PMM Plan

v2.4.0 | Report Errata

docs operations docs operations

Data Collection Strategy The PMM plan’s data collection strategy specifies what data is collected, from which sources, and at what frequency. The data collection layer captures inference inputs (the data the system receives), inference outputs (the system’s decisions or recommendations), ground truth labels (where available, whether immediately or with delay), operational metadata (latency, error codes, resource utilisation), human oversight interactions (overrides, review times, escalations), and deployer feedback (complaints, anomaly reports, usage patterns). Each data source has a defined collection mechanism. Inference inputs and outputs are captured asynchronously from the production pipeline, typically streamed to a message queue (Kafka, AWS Kinesis, Google Pub/Sub) to avoid adding latency to the inference path. Ground truth labels may arrive with significant delay; the collection strategy documents the expected delay for each label source and the mechanism for matching labels to the corresponding predictions. The data collection layer must handle production peak throughput without data loss. Dropped monitoring events create blind spots in the compliance record that may coincide precisely with the stress conditions most likely to produce compliance-relevant anomalies. Key outputs

Per-source data collection specification (what, where, how often)
Asynchronous collection to avoid inference latency impact
Ground truth matching with expected delay documentation
Peak throughput handling without data loss

Analysis Methodology The analysis methodology defines how collected data is processed into compliance-relevant metrics. The PMM metric set mirrors the validation gate metrics established during development, adapted for production conditions where ground truth may be unavailable or delayed. For systems where ground truth is available, the Technical SME computes the declared performance metrics directly on production data. For systems where ground truth is delayed, the methodology defines proxy metrics and leading indicators. NannyML’s Confidence-Based Performance Estimation (CBPE) method estimates model accuracy from the confidence score distribution without requiring ground truth labels. Estimated performance is monitored continuously, with alerts when estimates fall below declared thresholds. The methodology also specifies the statistical tests applied to detect drift (PSI, KS test, Jensen-Shannon divergence, Wasserstein distance), the computation frequency for each metric (hourly, daily, weekly), and the minimum sample sizes required for statistically meaningful computation. Metrics computed on insufficient sample sizes are flagged as inconclusive rather than reported as definitive. Key outputs

Production metric set mirroring validation gate metrics
Ground truth delay handling (proxy metrics, CBPE estimation)
Statistical tests and computation frequency per metric
Minimum sample size requirements

Threshold & Trigger Framework The threshold framework distinguishes normal variation from alert conditions.
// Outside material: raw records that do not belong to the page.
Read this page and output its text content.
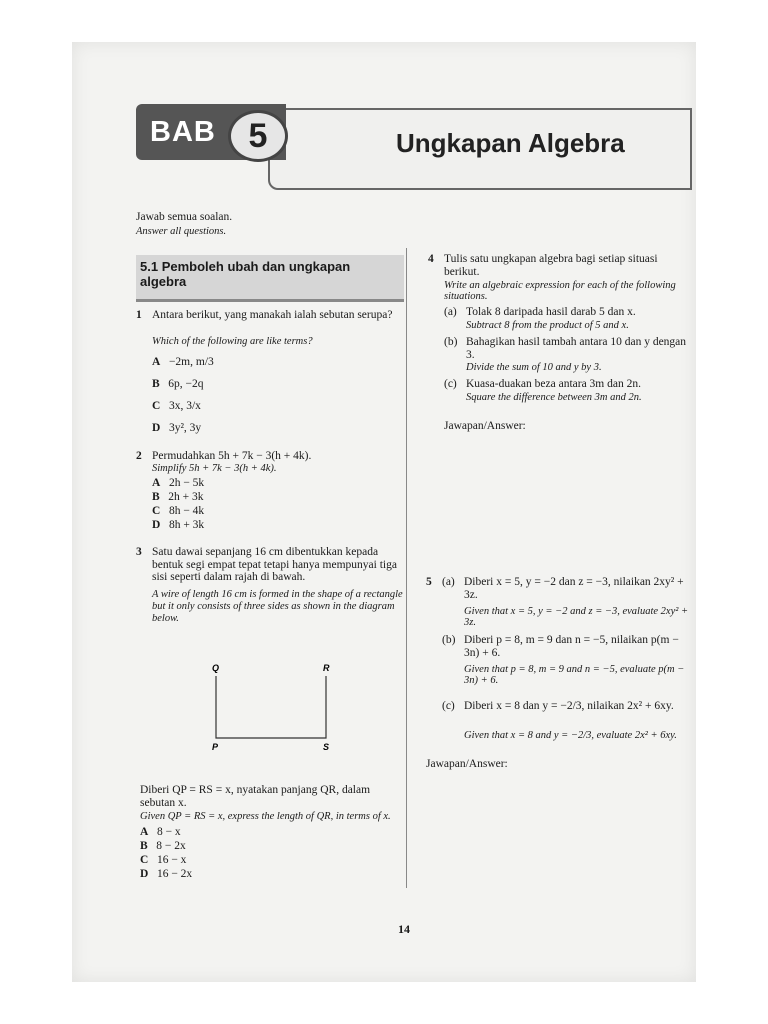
BAB 5	Ungkapan Algebra
Jawab semua soalan.
Answer all questions.
5.1 Pemboleh ubah dan ungkapan algebra
1 Antara berikut, yang manakah ialah sebutan serupa?
Which of the following are like terms?
A −2m, m/3
B 6p, −2q
C 3x, 3/x
D 3y², 3y
2 Permudahkan 5h + 7k − 3(h + 4k).
Simplify 5h + 7k − 3(h + 4k).
A 2h − 5k
B 2h + 3k
C 8h − 4k
D 8h + 3k
3 Satu dawai sepanjang 16 cm dibentukkan kepada bentuk segi empat tepat tetapi hanya mempunyai tiga sisi seperti dalam rajah di bawah.
A wire of length 16 cm is formed in the shape of a rectangle but it only consists of three sides as shown in the diagram below.
Q	R
P	S
Diberi QP = RS = x, nyatakan panjang QR, dalam sebutan x.
Given QP = RS = x, express the length of QR, in terms of x.
A 8 − x
B 8 − 2x
C 16 − x
D 16 − 2x
4 Tulis satu ungkapan algebra bagi setiap situasi berikut.
Write an algebraic expression for each of the following situations.
(a) Tolak 8 daripada hasil darab 5 dan x.
Subtract 8 from the product of 5 and x.
(b) Bahagikan hasil tambah antara 10 dan y dengan 3.
Divide the sum of 10 and y by 3.
(c) Kuasa-duakan beza antara 3m dan 2n.
Square the difference between 3m and 2n.
Jawapan/Answer:
5 (a) Diberi x = 5, y = −2 dan z = −3, nilaikan 2xy² + 3z.
Given that x = 5, y = −2 and z = −3, evaluate 2xy² + 3z.
(b) Diberi p = 8, m = 9 dan n = −5, nilaikan p(m − 3n) + 6.
Given that p = 8, m = 9 and n = −5, evaluate p(m − 3n) + 6.
(c) Diberi x = 8 dan y = −2/3, nilaikan 2x² + 6xy.
Given that x = 8 and y = −2/3, evaluate 2x² + 6xy.
Jawapan/Answer:
14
Each PMM metric has a defined tolerance band (the range of values considered normal), a warning threshold (the boundary at which investigation is warranted), and a critical threshold (the boundary at which immediate action is required). Thresholds are derived from the system’s validation performance and calibrated against the deployment context. A drift threshold of PSI > 0.2 is a common starting point for investigation; PSI between 0.1 and 0.2 warrants monitoring. Performance thresholds align with the AISDP-declared accuracy and fairness commitments: the critical threshold corresponds to the declared minimum, and the warning threshold is set above the critical threshold to provide early warning. Thresholds are reviewed quarterly at the PMM governance meeting. Initial thresholds set conservatively (generating more alerts) are tuned based on operational experience. Threshold tuning is documented, with the rationale for each adjustment and the AI Governance Lead’s approval. Key outputs

Per-metric tolerance band, warning threshold, and critical threshold
Derivation from validation performance and deployment context
Quarterly review with documented adjustment rationale
AI Governance Lead approval for threshold changes

Escalation Procedures The escalation procedures define who is notified, how quickly, and what actions follow when a threshold is breached. The procedures are tiered by severity (informational, warning, critical) and specify the notification channel (dashboard, email, PagerDuty/Opsgenie), the initial responder, the escalation timeline, and the expected actions at each step. Escalation procedures account for out-of-hours scenarios, key person unavailability (named alternates for every role), and multi-jurisdiction incidents where different authorities may need notification in different time zones. The procedures are rehearsed annually through tabletop exercises and documented in the PMM plan. The escalation procedures cross-reference the serious incident reporting process. Where a critical alert indicates potential harm that meets the Article 3(49) serious incident definition, the escalation pathway transitions directly into the incident reporting workflow. Key outputs

Severity-tiered escalation with notification channels and timelines
Out-of-hours and key-person-unavailability contingencies
Annual rehearsal through tabletop exercises
Cross-reference to serious incident reporting

Feedback Loop Definition The feedback loop connects PMM findings to the risk management system, the AISDP, and the development cycle. When monitoring identifies a performance degradation, a fairness drift, or a new risk that was not anticipated during development, the feedback loop ensures this information is acted upon rather than merely recorded. PMM findings feed into the risk register: a newly identified risk from production monitoring is added to the register with its source identified as “PMM finding.” Findings that affect documented AISDP claims (for example, a sustained performance degradation below the declared threshold) trigger an AISDP update. Findings that indicate a need for model retraining, additional data collection, or architecture changes enter the development backlog through the change management framework. The quarterly PMM review meeting is the primary governance forum for the feedback loop. The AI Governance Lead reviews monitoring trends, approves corrective actions, and confirms that the feedback loop is functioning, meaning that findings are producing changes, not accumulating in reports. Key outputs

PMM findings integrated into risk register, AISDP, and development backlog
Change management framework as the channel for corrective actions
Quarterly governance review confirming feedback loop operation
Module 12 and Module 6 AISDP documentation